The UK is leading the way in holding financial firms responsible and accountable for their operational resiliency.
“Financial market infrastructure firms are becoming increasingly dependent on third-party technology providers for services that could impact the financial stability of the UK if they were to fail or experience disruption,” said UK Deputy Governor for Financial Stability John Cunliffe in a joint announcement made by Bank of England, Prudential Regulation Authority (PRA) and Financial Conduct Authority (FCA) describing potential resilience measures for critical third-party services.
One of the keystone requirements: Regulators have instructed financial firms to meet operational resilience requirements, inserting governmental oversight into what used to be internal decision-making. So long as the results meet the required minimum level of operational resilience, CIOs are able to choose from scenarios that best suit their needs. Hybrid cloud (operating an additional physical data center to supplement their primary cloud infrastructure) and multicloud (running on multiple cloud provider platforms) are two of the options for satisfying these requirements.
Similarly, the European Union’s Digital Operational Resilience Act (DORA) seeks to establish technical requirements that ensure operational resilience in the face of critical service failures. As such, it is expected to apply to all digital service providers, including cloud service providers, search engines, e-commerce platforms and online marketplaces, regardless of whether they are based within or outside the EU. DORA entered into force in January 2023; with an implementation period of two years, financial entities will be expected to be compliant with the regulation by early 2025.
Ultimately, the full impact of GCP’s europe-west9 region outage will depend on the severity of the outage, its duration and the impact on critical services and data. Time will tell. But no matter what the fallout from this particular region failure, it is vivid validation of the reality that, while serious cloud provider outages are uncommon, they are also basically inevitable.
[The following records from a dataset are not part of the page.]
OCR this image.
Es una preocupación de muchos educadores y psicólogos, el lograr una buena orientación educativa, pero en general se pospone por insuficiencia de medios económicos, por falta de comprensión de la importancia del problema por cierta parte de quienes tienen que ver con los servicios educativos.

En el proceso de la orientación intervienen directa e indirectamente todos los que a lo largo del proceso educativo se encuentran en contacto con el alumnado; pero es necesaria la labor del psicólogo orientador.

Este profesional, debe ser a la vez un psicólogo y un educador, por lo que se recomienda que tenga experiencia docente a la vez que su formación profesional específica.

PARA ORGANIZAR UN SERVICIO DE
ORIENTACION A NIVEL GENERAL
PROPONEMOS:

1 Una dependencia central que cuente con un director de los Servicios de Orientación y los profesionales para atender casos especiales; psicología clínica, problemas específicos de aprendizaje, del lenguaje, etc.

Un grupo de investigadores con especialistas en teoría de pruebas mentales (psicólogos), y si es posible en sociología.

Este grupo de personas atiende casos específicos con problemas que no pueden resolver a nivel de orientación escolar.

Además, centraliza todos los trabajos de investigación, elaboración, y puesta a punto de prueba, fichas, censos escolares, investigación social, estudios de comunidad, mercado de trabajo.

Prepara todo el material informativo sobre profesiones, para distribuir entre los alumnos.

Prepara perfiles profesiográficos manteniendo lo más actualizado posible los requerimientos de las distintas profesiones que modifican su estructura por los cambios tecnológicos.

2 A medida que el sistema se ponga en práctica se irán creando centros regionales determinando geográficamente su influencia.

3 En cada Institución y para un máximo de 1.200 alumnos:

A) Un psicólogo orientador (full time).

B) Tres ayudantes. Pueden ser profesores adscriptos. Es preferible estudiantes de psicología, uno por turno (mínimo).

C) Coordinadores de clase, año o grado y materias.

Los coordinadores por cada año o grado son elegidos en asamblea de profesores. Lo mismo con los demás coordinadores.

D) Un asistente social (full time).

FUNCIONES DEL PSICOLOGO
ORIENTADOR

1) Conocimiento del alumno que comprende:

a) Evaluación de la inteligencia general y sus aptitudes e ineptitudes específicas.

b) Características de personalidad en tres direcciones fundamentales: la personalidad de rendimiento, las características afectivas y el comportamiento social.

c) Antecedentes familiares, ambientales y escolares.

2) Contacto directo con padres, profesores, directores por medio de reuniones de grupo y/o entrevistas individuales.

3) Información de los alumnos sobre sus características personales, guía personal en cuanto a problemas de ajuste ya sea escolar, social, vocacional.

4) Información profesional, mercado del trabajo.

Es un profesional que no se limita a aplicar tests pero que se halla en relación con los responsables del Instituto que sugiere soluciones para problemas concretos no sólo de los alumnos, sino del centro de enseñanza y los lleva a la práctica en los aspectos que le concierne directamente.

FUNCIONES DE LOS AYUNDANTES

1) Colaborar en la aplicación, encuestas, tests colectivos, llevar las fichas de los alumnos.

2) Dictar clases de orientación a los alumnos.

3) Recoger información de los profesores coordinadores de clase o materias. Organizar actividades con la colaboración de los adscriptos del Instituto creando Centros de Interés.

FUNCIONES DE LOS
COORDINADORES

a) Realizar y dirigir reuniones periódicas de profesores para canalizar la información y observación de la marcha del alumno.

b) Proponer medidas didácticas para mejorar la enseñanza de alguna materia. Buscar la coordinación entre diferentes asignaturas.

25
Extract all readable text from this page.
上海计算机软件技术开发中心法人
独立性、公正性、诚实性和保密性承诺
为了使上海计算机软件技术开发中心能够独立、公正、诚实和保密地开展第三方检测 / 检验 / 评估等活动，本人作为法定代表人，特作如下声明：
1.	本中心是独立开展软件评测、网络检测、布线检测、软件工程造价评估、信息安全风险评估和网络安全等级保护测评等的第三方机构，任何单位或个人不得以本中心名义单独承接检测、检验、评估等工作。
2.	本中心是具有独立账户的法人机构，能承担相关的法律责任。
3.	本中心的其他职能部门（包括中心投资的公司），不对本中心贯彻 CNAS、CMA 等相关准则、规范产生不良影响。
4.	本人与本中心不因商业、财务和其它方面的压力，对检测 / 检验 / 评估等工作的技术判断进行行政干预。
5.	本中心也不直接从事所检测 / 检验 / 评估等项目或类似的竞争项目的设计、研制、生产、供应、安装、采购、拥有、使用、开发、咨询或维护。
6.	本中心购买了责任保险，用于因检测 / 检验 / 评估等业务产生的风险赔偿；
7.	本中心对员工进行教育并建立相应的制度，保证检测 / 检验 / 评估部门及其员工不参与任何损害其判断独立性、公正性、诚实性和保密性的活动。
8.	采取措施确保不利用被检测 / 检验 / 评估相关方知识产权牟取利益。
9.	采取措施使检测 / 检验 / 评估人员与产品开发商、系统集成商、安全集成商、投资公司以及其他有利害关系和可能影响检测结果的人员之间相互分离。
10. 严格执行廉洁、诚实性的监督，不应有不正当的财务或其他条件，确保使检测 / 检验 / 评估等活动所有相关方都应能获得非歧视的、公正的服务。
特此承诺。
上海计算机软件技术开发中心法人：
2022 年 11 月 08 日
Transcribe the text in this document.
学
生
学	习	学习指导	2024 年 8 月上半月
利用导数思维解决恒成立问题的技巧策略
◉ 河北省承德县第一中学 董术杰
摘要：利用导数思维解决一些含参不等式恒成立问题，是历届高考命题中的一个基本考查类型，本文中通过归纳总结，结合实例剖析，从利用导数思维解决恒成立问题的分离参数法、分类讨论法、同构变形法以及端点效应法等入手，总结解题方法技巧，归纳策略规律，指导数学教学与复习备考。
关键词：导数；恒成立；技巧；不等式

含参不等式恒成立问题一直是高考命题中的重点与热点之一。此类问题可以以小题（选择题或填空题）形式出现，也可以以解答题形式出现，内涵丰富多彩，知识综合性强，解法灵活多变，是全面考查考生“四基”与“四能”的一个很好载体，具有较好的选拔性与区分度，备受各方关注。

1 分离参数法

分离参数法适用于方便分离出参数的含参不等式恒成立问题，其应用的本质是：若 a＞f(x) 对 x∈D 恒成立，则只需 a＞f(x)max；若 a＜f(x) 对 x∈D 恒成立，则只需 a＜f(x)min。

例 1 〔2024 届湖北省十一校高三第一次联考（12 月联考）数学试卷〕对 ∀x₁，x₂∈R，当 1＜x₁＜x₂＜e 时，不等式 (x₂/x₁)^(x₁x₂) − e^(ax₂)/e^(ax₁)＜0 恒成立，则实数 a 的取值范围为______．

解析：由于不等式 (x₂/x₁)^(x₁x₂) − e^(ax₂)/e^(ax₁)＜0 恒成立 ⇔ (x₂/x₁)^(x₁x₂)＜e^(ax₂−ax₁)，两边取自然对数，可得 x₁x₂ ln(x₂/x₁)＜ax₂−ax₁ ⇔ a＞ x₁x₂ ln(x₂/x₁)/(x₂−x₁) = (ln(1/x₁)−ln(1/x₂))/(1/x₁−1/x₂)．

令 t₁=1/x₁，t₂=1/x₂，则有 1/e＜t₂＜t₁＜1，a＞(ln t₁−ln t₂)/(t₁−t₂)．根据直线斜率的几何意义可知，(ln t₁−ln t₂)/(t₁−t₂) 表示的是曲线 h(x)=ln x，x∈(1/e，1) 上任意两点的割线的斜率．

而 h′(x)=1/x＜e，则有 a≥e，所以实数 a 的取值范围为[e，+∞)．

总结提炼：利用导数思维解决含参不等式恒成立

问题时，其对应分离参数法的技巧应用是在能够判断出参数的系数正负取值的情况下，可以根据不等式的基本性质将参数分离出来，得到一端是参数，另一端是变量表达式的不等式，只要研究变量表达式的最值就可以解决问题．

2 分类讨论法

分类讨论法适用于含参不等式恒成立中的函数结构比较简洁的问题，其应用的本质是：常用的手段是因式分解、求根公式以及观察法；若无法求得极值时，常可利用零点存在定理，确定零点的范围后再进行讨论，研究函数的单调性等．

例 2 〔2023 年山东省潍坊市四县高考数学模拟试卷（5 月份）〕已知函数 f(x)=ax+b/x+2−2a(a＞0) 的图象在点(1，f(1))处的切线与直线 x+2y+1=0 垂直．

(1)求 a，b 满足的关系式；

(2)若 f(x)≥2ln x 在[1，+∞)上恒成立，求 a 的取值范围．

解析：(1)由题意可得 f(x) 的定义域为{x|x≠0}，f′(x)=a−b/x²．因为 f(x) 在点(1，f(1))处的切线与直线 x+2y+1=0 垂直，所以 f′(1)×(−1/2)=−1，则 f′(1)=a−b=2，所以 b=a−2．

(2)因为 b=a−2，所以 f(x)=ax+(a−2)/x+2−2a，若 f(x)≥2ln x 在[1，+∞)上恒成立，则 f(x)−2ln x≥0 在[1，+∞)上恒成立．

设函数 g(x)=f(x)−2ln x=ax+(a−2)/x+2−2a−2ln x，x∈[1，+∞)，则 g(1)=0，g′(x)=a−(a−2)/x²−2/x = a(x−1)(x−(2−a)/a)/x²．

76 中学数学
Operational resilience used to be viewed as part of business continuity planning, to be handled privately by individual companies. The time is coming, and maybe sooner than we think, when legislators and regulators will act to standardize the way individual companies approach operational resilience, all in the name of public good. Organizations need to start re-evaluating their tech infrastructure to ensure operational resilience is hardwired into their application architecture. If the countless cloud outages that have occurred over the years have taught us anything, it’s that this should no longer be a consideration, but a requirement.
Postscript: 36 hours after the initial outage and incident report, details are beginning to emerge. Apparently, a cooling system water pump failure caused water to accumulate and leak. That in turn is said to have flooded the data center’s battery room and caused a fire. It’s not immediately clear whether the data center’s fire suppression system then caused the “water incident” that took the entire europe-west9 region offline yesterday, or the actions of firefighters to contain the blaze. It looks like GPC now has two out of three zones back up, but europe-west9a is out for the foreseeable future.